Posté par jc-QualityStreet le 26 février 2008

Le design d’interface, à l’instar du processus de développement qui l’englobe, ne peut être qu’itératif.
Plus qu’un constat, une réalité, à laquelle nous sommes confrontés tous les jours.

En effet, faire du design d’interface:

  • C’est prendre le temps d’envisager plusieurs possibilités, plusieurs solutions, pour aboutir à la solution finale (souvent mélange des précédentes ou fruit d’un compromis). Que toutes ces solutions, ces essais soient parfaits est évidemment impensable !
  • C’est aussi accepter que les besoins de nos clients, utilisateurs évoluent, le plus souvent en réaction à ce que nous proposons. Il est illusoire en effet de croire que nos interlocuteurs savent précisément ce qu’il veulent au tout début d’un projet.
  • C’est enfin s’appuyer sur les autres et aller chercher le feedback pour comprendre, avancer, simplifier, améliorer les interfaces qu’on propose. La première interface est rarement la bonne.
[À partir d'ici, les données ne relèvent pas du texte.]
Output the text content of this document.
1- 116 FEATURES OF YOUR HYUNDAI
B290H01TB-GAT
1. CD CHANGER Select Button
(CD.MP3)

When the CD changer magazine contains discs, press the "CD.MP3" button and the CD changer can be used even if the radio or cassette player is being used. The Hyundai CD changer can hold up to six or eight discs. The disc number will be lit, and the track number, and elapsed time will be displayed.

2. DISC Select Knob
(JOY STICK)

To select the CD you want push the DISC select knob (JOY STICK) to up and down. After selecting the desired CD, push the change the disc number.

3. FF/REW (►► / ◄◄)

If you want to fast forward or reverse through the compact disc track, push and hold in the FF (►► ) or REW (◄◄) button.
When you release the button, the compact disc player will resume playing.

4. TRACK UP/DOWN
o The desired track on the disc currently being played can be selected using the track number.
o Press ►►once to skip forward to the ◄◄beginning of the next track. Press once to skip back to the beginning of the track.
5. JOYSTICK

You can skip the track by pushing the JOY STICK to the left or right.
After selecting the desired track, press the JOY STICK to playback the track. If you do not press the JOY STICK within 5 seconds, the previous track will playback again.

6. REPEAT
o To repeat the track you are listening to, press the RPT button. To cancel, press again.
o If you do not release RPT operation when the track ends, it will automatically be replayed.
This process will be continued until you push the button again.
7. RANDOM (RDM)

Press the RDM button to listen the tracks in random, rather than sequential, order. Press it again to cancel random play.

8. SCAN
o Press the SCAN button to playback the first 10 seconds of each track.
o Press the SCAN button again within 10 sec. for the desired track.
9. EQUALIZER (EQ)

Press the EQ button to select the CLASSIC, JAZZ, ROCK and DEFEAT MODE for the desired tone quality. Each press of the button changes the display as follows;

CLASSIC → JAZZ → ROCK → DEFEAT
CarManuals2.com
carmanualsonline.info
Autrement dit, collaboration, feedback et contrôle du changement sont devenus des dimensions clés de nos métiers; des éléments qui ont du mal à s’exprimer dans des cadres trop rigides (tout est dans la mesure) ou trop cloisonnés…

Quand j’ai découvert les Méthodes Agiles il y a quelques années, j’ai immédiatement accroché la dessus … feedback (recherché, intégré … permanent), collaboration amplifiée, acceptation du changement, tous trois placés au centre des débats, identifiés dans plusieurs bonnes pratiques et “institués en tant que principes de base. Waou !!!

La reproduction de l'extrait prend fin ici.